Many of these fake pills contain at least two milligrams of fentanyl, which is considered lethal. A lethal dose of fentanyl is small enough to fit on the tip of a pencil, according to the DEA statement.

McLaughlin said he was not surprised that these fake pills contain fentanyl.

“Fentanyl seems to be more common these days than heroin on the streets”, McLaughlin said – noting that his team sees a lot of Oxycontin pills on the street that contain fentanyl.

These counterfeit pills are designed to look like real prescription opioid drugs such as oxycodone (Oxycontin or Percocet), hydrocodone (Vicodin) and alprazolam (Xanax); or stimulants such as amphetamines (Adderall).
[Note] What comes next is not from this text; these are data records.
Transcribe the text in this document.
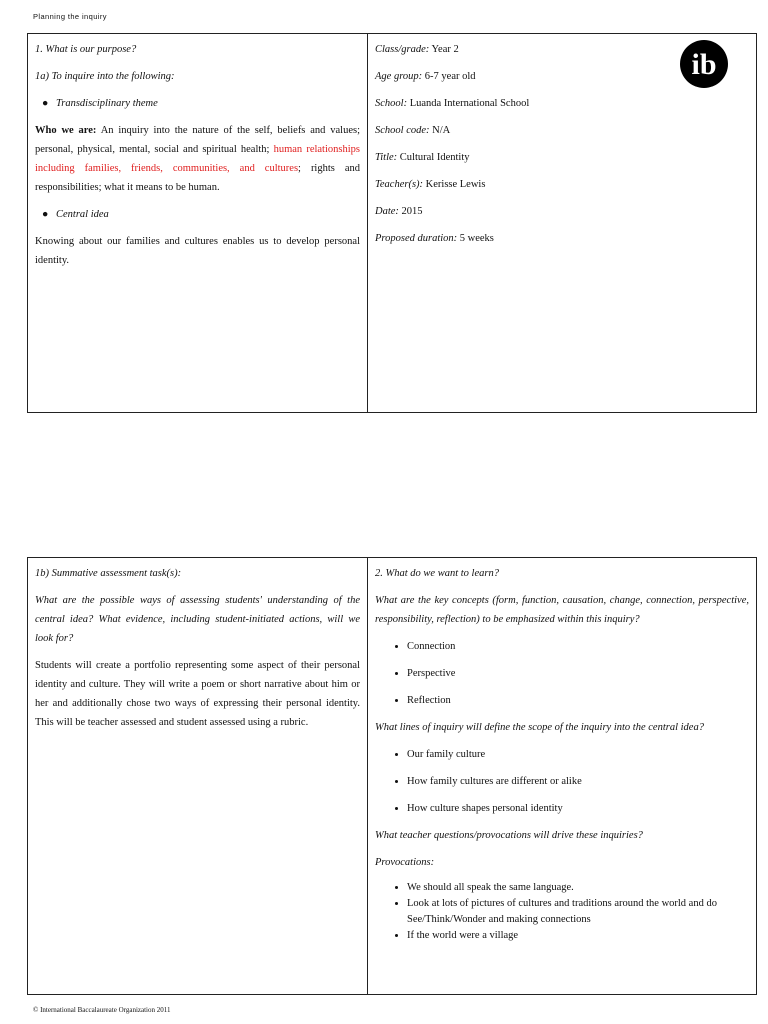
Planning the inquiry

1. What is our purpose?

1a) To inquire into the following:

● Transdisciplinary theme

Who we are: An inquiry into the nature of the self, beliefs and values; personal, physical, mental, social and spiritual health; human relationships including families, friends, communities, and cultures; rights and responsibilities; what it means to be human.

● Central idea

Knowing about our families and cultures enables us to develop personal identity.

Class/grade: Year 2

Age group: 6-7 year old

School: Luanda International School

School code: N/A

Title: Cultural Identity

Teacher(s): Kerisse Lewis

Date: 2015

Proposed duration: 5 weeks

ib

1b) Summative assessment task(s):

What are the possible ways of assessing students' understanding of the central idea? What evidence, including student-initiated actions, will we look for?

Students will create a portfolio representing some aspect of their personal identity and culture. They will write a poem or short narrative about him or her and additionally chose two ways of expressing their personal identity. This will be teacher assessed and student assessed using a rubric.

2. What do we want to learn?

What are the key concepts (form, function, causation, change, connection, perspective, responsibility, reflection) to be emphasized within this inquiry?

• Connection
• Perspective
• Reflection

What lines of inquiry will define the scope of the inquiry into the central idea?

• Our family culture
• How family cultures are different or alike
• How culture shapes personal identity

What teacher questions/provocations will drive these inquiries?

Provocations:

• We should all speak the same language.
• Look at lots of pictures of cultures and traditions around the world and do See/Think/Wonder and making connections
• If the world were a village
© International Baccalaureate Organization 2011
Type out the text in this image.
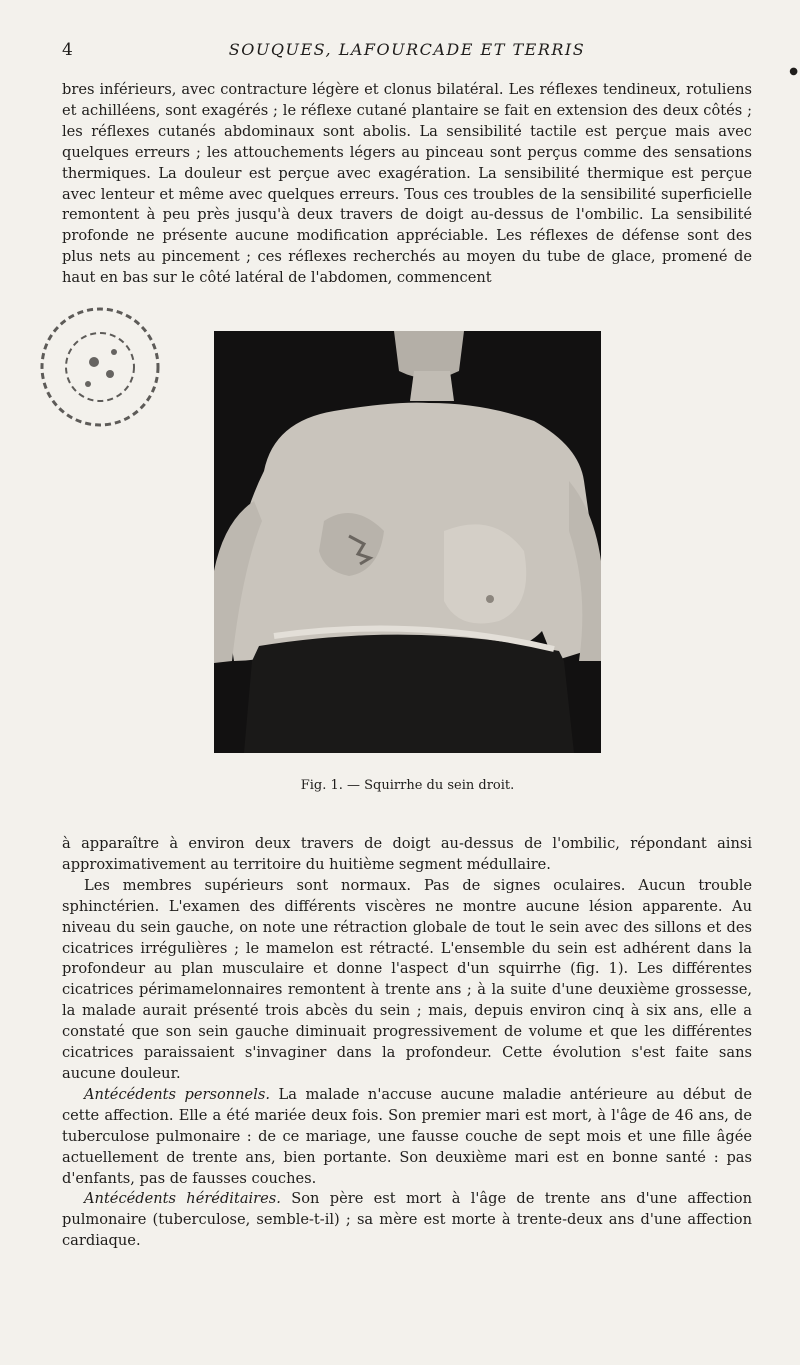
4	SOUQUES, LAFOURCADE ET TERRIS
●

bres inférieurs, avec contracture légère et clonus bilatéral. Les réflexes tendineux, rotuliens et achilléens, sont exagérés ; le réflexe cutané plantaire se fait en extension des deux côtés ; les réflexes cutanés abdominaux sont abolis. La sensibilité tactile est perçue mais avec quelques erreurs ; les attouchements légers au pinceau sont perçus comme des sensations thermiques. La douleur est perçue avec exagération. La sensibilité thermique est perçue avec lenteur et même avec quelques erreurs. Tous ces troubles de la sensibilité superficielle remontent à peu près jusqu'à deux travers de doigt au-dessus de l'ombilic. La sensibilité profonde ne présente aucune modification appréciable. Les réflexes de défense sont des plus nets au pincement ; ces réflexes recherchés au moyen du tube de glace, promené de haut en bas sur le côté latéral de l'abdomen, commencent

Fig. 1. — Squirrhe du sein droit.

à apparaître à environ deux travers de doigt au-dessus de l'ombilic, répondant ainsi approximativement au territoire du huitième segment médullaire.

Les membres supérieurs sont normaux. Pas de signes oculaires. Aucun trouble sphinctérien. L'examen des différents viscères ne montre aucune lésion apparente. Au niveau du sein gauche, on note une rétraction globale de tout le sein avec des sillons et des cicatrices irrégulières ; le mamelon est rétracté. L'ensemble du sein est adhérent dans la profondeur au plan musculaire et donne l'aspect d'un squirrhe (fig. 1). Les différentes cicatrices périmamelonnaires remontent à trente ans ; à la suite d'une deuxième grossesse, la malade aurait présenté trois abcès du sein ; mais, depuis environ cinq à six ans, elle a constaté que son sein gauche diminuait progressivement de volume et que les différentes cicatrices paraissaient s'invaginer dans la profondeur. Cette évolution s'est faite sans aucune douleur.

Antécédents personnels. La malade n'accuse aucune maladie antérieure au début de cette affection. Elle a été mariée deux fois. Son premier mari est mort, à l'âge de 46 ans, de tuberculose pulmonaire : de ce mariage, une fausse couche de sept mois et une fille âgée actuellement de trente ans, bien portante. Son deuxième mari est en bonne santé : pas d'enfants, pas de fausses couches.

Antécédents héréditaires. Son père est mort à l'âge de trente ans d'une affection pulmonaire (tuberculose, semble-t-il) ; sa mère est morte à trente-deux ans d'une affection cardiaque.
According to the United States Centers for Disease Control and Prevention, more than 93,000 people died of drug overdoses in the United States in 2020. Fentanyl, the synthetic opioid most commonly found in counterfeit pills, is the main driver of this alarming increase in overdoses. deaths.

Drug poisoning involving methamphetamine, increasingly found in counterfeit pills, also continues to increase as illegal pills containing methamphetamine become more widespread.

Drug trafficking is also linked to gun violence. This year alone, the DEA seized more than 2,700 firearms in drug trafficking investigations, a 30% increase since 2019.

The disclaimer does not apply to certified physicians who write prescriptions. Anyone filling a prescription at an approved pharmacy can be confident that the medications they receive are safe when taken as directed by a healthcare practitioner, the DEA statement said.